Annexation to Chicago stopped when it reached the established suburban communities where a majority of the residents were supplied with satisfactory public services. In 1892, South Evanston was annexed to Evanston after repeated failures to develop its own source of pure water; in 1894, voters rejected the annexation of Wilmette to Evanston and of Evanston to Chicago. Along with the other North Shore suburbs, Evanston was annexed to the Sanitary District in 1903. In a complicated series of votes, a majority of Cicero voters compelled Austin to join Chicago (1899), Oak Park detached itself from Cicero (1901), and then Oak Park repeatedly voted down its own annexation to Chicago. It has been argued that temperance considerations contributed to antiannexation votes, but even before the 1889 election the Chicago City Council passed an ordinance permitting the establishment of Prohibition districts at the option of local residents.
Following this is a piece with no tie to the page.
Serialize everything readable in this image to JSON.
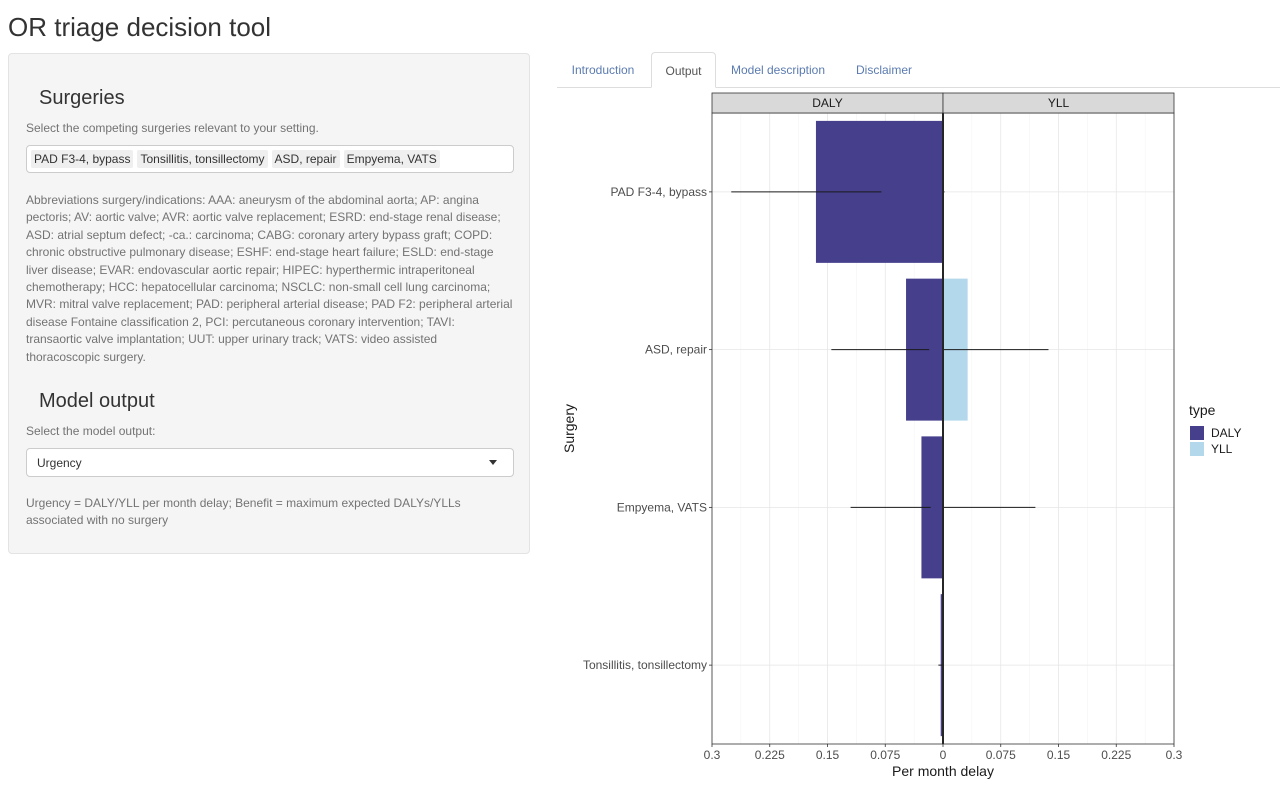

Suburban annexation activity continued into the twentieth century, but it was relatively minor within Chicago. The village of Niles Center (Skokie) increased its size tenfold with a series of annexations between 1924 and 1926. The village of Rosemont treated annexation as a tool for creating a city. Incorporated as an area of about 84 acres in 1956, it swiftly began to annex adjacent areas so that it could become a viable municipality. In the last quarter of the twentieth century, Naperville pursued a vigorous program of annexation to capture increasing tax revenues from its booming neighbors. Annexation today is considered feasible for combined areas in the 50,000 to 100,000 population range.
Cain, Louis P. “To Annex or Not? A Tale of Two Towns: Evanston and Hyde Park.” Explorations in Economic History 20 (1983): 57–72.
Keating, Ann Durkin. Building Chicago: Suburban Developers and the Creation of a Divided Metropolis. 1988, esp. chap. 6.
McCarthy, Michael. “The New Metropolis: Chicago, the Annexation Movement, and Progressive Reform.” In Michael H. Ebner and Eugene M. Tobin, eds., The Age of Urban Reform, 1977, 43–54.